Five megawatts – thousands of times larger than the capacity a home roof-top solar system – is the benchmark where Alberta regulators draw a distinction of utility-sized projects.
Whereas, micro-generation rules apply to solar, wind or other renewable sourced power, the new statute includes natural gas-fired plants on sites or other heat-recovery turbines.
For examples, Big Marble greenhouses installed gas generation units at its Highway 3 facility in the late 2010s, and made overtures about a potential supply partnership with the city’s electric division, but talks apparently broke off.
That company did not reply to a request for comment from the News this week.
The city has also contracted power since 2000 with Cancarb’s large heat-cogeneration unit at the carbon black production facility. It was most recently updated to 42-megawatts after a plant expansion in 2020.
The city also has a power-purchase agreement with the Box Springs Wind Farm, a three-turbine, six megawatt wind farm in the city’s far northwest.
That deal was struck in 2013 when the city nixed its own plan to develop the wind site.
The incoming utility bylaw updates for both gas and power were introduced at committee meetings in August and move to final reading at Monday’s council meeting.
Division Head Rochelle Pancoast and administrators told committee that the city should align itself with provincial changes in the “Modernizing Alberta’s Electricity Grid” Act, which could benefit large industrial customers who are planning capital investment or siting new facilities.
“We want to be open to our customers having those opportunities as well,” she said, adding that contract policy would be developed later, but updated legal changes in the bylaw are meant to allow the city to enter such contractual agreements.
That would give the owner of a new, local co-generation power plant the ability to sell surplus power even though they don’t have direct physical access to the provincial grid.
“In Medicine Hat, that market is the City of Medicine Hat,” said Pancoast.
Mauch said Thursday the grandfathered municipal utility has the ability to set its own rules, but tries to meet the spirit of provincial regulations.
“The city is exempt, but we try to align ourselves as closely as we can – while preserving that exemption – to create a fair and competitive market inside our franchise area as it would be outside,” he said.
In 2022, the UCP government announced the changes as a way to contain demand growth on the grid – companies would supply their own needs – and potentially avoid growth of the transmission system.
It would allow a new entry to commission an “unlimited” amount of power for “self-supply” with the ability to access the export market.
Then-Utilities and Natural Gas Minister Dale Nally said it would bring down prices on the Alberta grid bidding market as more customers seek to market excess energy.
It was proclaimed as law last March.
The city already has bi-directional meters for relatively small solar systems, like those on home and even medium-sized businesses, which fall under micro-generation guidelines.

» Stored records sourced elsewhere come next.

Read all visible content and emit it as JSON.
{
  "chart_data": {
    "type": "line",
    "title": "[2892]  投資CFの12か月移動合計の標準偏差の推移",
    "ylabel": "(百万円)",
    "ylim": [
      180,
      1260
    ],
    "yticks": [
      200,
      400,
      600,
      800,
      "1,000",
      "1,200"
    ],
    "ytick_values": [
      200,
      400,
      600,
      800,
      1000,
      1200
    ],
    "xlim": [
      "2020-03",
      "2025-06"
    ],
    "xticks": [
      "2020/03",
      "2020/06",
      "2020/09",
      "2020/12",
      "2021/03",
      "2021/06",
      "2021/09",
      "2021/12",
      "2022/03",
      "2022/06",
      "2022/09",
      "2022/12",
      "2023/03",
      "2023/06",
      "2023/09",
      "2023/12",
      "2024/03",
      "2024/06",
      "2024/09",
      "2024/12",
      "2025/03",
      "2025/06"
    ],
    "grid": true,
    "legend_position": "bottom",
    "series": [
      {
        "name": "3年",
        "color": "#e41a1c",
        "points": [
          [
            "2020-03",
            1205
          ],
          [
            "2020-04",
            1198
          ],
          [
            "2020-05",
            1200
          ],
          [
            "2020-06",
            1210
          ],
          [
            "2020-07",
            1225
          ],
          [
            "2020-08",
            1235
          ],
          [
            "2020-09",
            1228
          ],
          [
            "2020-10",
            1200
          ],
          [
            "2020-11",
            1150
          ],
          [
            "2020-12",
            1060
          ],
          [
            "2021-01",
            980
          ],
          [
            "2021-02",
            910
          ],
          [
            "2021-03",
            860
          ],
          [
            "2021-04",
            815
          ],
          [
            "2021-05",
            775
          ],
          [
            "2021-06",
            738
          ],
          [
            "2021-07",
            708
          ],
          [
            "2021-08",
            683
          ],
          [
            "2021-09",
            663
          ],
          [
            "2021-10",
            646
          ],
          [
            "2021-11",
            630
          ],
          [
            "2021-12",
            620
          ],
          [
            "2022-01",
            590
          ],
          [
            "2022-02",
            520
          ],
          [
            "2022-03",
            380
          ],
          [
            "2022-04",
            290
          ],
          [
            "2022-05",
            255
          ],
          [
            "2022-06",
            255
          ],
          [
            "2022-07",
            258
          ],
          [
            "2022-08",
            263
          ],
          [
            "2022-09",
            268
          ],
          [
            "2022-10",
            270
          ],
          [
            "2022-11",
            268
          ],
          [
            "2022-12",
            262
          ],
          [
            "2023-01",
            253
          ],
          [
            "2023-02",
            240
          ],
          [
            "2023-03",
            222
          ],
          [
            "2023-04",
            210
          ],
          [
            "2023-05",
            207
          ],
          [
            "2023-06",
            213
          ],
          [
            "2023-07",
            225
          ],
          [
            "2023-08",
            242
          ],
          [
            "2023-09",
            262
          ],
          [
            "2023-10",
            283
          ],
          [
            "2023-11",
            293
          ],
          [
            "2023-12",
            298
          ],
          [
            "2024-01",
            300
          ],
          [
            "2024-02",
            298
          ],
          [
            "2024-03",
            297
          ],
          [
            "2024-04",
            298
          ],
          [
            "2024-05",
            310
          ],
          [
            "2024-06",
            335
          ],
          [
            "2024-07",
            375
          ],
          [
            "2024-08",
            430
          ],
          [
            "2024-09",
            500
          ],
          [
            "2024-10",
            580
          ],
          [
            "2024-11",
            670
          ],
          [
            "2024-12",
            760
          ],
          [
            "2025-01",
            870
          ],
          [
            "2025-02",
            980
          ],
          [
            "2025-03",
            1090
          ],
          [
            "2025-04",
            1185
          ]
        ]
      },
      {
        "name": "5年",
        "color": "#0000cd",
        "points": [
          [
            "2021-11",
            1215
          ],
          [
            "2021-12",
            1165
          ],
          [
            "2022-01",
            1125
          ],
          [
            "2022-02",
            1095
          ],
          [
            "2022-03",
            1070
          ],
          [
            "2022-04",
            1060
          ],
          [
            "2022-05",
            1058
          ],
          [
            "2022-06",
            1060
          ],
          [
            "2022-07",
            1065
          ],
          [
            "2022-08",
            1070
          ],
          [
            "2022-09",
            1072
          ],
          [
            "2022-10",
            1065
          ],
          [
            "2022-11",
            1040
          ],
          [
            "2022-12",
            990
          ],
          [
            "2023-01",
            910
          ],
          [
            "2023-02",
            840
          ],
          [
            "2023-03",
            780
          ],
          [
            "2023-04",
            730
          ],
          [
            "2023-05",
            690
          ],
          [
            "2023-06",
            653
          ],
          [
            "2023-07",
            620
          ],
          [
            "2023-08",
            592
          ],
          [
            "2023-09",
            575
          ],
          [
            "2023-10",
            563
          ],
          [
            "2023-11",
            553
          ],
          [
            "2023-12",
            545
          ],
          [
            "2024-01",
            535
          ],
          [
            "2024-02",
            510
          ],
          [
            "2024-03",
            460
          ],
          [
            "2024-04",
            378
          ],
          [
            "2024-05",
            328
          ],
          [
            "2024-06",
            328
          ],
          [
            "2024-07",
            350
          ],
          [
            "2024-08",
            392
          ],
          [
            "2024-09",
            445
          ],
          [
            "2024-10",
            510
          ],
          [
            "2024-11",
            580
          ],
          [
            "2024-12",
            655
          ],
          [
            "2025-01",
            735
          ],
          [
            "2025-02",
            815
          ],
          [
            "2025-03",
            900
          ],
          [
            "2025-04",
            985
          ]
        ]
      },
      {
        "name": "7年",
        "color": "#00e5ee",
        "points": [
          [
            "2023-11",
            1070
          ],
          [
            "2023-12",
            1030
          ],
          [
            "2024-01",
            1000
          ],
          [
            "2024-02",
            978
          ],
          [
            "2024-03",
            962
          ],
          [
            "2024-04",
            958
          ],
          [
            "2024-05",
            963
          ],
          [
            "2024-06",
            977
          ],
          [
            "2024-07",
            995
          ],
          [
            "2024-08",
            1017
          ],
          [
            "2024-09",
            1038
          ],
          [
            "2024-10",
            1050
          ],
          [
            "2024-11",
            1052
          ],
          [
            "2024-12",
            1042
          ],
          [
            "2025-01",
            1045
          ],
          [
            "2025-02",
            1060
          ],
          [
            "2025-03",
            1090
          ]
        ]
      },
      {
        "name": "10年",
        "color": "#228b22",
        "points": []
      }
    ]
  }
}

That system credits homeowners for any power put on to the gird, then applies the credit against overall usage, which lowers or can even eliminate the cost of buying energy.
Provincial rules, however, limit small system owners to produce no more energy than they use onsite, meaning residential bills can not go into negative territory.
The concept of allowing larger-than-needed capacity systems and being able to profit above purchasing cost is also called “net-metering” by industry observers.